HBase read process starts when a client sends a request to Hbase. Once the request is sent, below steps are executed to read data from HBase. How HBase Reads Data?

  • Client sends a request to Hbase to read. Then client finds then region and in turn the region server in HBase to read as explained earlier.
  • Once the region address of table where the data is present to be read is found, the process enters the BlockCache where data is present from the previous read. If a user queries the same records, the client will get the same data in no time. If the table is found, the process returns to the client with the data as result
  • If the table is not found, the process starts to search MemStore. If it is found, the process returns to the client with the data as result.
  • If the table is not found, the process moves forward in search of data within the HFile. The data will be located here and once the search is completed, the process takes required data and moves forward
  • The data taken from HFile is the latest read data and can be read by the user again. Hence the data is written in BlockCache, so that the next time, it can be instantly accessed by the client
  • When the data is written in BlockCache and all the search is completed, the read process with required data will be returned to the client along with ACK(Acknowledgment)

How HBase Deletes Data?

When a Delete command is issued through the HBase client, no data is actually deleted. Surprised!!. What really happens during data deletion process ?

When a Delete command is issued through the HBase client, no data is actually deleted. Instead a tombstone marker is set, making the deleted cells effectively invisible. User Scans and Gets automatically filter deleted cells until they get removed.

The tombstone markers and deleted cells are only deleted during major compactions (which compacts all store files to a single one). Hence HBase periodically removes deleted cells during compactions.

There are 3 different types of internal delete markers.
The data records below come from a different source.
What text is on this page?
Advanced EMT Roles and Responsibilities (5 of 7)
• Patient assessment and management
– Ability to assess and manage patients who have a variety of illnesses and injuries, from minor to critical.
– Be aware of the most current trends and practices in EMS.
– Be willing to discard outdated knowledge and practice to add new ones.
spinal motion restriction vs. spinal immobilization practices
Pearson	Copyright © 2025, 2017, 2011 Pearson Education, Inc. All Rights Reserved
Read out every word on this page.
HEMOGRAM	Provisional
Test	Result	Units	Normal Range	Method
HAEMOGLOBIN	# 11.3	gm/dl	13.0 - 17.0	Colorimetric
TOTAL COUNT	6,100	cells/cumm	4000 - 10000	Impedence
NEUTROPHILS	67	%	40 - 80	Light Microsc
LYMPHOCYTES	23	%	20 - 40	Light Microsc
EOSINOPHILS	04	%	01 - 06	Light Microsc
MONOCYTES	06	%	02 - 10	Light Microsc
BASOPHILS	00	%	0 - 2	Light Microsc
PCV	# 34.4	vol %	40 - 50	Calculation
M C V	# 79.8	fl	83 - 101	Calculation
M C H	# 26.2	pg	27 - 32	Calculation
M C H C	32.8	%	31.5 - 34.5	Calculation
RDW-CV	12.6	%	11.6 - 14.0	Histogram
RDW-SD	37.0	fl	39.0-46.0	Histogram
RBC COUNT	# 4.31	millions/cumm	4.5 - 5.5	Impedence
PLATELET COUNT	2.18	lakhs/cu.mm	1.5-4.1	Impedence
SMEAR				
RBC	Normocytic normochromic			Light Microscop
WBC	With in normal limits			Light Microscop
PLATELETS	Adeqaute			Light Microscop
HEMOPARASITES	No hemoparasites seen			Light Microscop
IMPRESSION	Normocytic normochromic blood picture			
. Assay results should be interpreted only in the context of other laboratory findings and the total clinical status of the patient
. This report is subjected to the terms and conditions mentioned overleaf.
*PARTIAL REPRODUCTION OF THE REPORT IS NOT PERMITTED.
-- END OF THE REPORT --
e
  • Delete: for a specific version of a column.
  • Delete column: for all versions of a column.
  • Delete family: for all columns of a particular ColumnFamily

When deleting an entire row, HBase will internally create a tombstone for each ColumnFamily (i.e., not each individual column). Deletes work by creating tombstone markers. For example, let’s suppose we want to delete a row. For this you can specify a version, or else by default the currentTimeMillis is used. What this means is delete all cells where the version is less than or equal to this version.

HBase never modifies data in place, so for example a delete will not immediately delete (or mark as deleted) the entries in the storage file that correspond to the delete condition. Rather tombstone is written, which will mask the deleted values. When HBase does a major compaction, the tombstones are processed to actually remove the dead values, together with the tombstones themselves. If the version you specified when deleting a row is larger than the version of any value in the row, then you can consider the complete row to be deleted.

Also, if you delete data and put more data but with an earlier timestamp than the tombstone timestamp, further gets may be masked by the tombstone marker. It only gets fixed after major compaction has run and hence you will not receive the inserted value till after major compaction in this case.